Только к двум часам ночи гости разошлись и телефоны перестали зверствовать. Саша быстренько постелил нам, и мы легли. Проснулся я от звонка в дверь и долго не мог сообразить, где я и для чего. Саша уже открывал дверь и, позевывая, хлопотал возле Владика Могилевера. Владик ехал в аэропорт – до самолета было еще два часа и он заскочил кое-что обсудить. Зажгли свет, и я посмотрел на будильник: половина четвертого ночи – мы не спали и полутора часов. Около пяти Владик ушел. В шесть раздался первый телефонный звонок. Утром, совершенно разбитый, с трудом дополз до заводской лаборатории, забрался в подсобное помещение, меня там заперли, и я проспал часа два под монотонный шум испытательного стенда. А Саша встал свеженький, накормил нас, успел помыть посуду и ушел на работу, помахивая тросточкой. Для него это была обычная ночь, не хуже и не лучше других.

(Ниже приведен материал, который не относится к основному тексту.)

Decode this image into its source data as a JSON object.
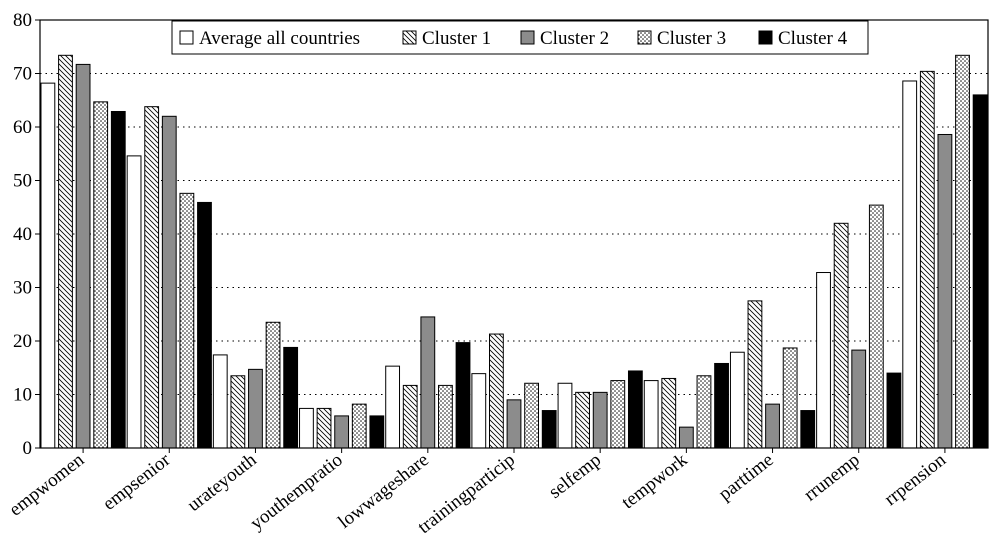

Образ жизни, который вел Саша Бланк, мог бы подкосить молодого зубра из Беловежской Пущи. А он был обычным гомо сапиенс и даже инвалидом Отечественной войны. Во время беспорядочного зимнего наступления на Северном Кавказе комсорг батальона Александр Бланк потерял часть ноги и комсомольских иллюзий. В восемнадцать лет – пожизненный инвалид. Полторы ноги и сердце, которое бьется, когда ему хочется и как ему хочется.

– Слушай, Саша, – спрашивали мы его, – как ты, вообще, остался жить с таким сердцем?

– А очень просто. Врачи меня неправильно лечили. Лечили бы как полагается, давно бы был там. – И, посмеиваясь, он стучал в землю набалдашником своей трости.

В 1969 году Саша подал документы на выезд. Перед этим ему следовало распрощаться с авангардом рабочего класса. Для того, чтобы вступить в партию в 1942 году, достаточно было написать несколько слов на бумажке в заснеженном фронтовом окопе. Для того, чтобы выйти из партии в 1969 году, когда не началась еще алия, надо было быть семи пядей во лбу.

На партсобрании Саша «честно признался», что он чувствует себя недостойным быть членом великой партии Ленина, что его все больше и больше засасывает религиозный дурман, и дело дошло до того, что он стал делать обрезания. Негодованию собрания не было предела: человеку, который обрезает младенцев и собирается в Израиль, нет места в партии. Собрание проголосовало дружно: исключить. Несколько человек настаивали на передаче материалов в суд за измену Родине. Но дело было сделано, и появился какой-то шанс на выезд.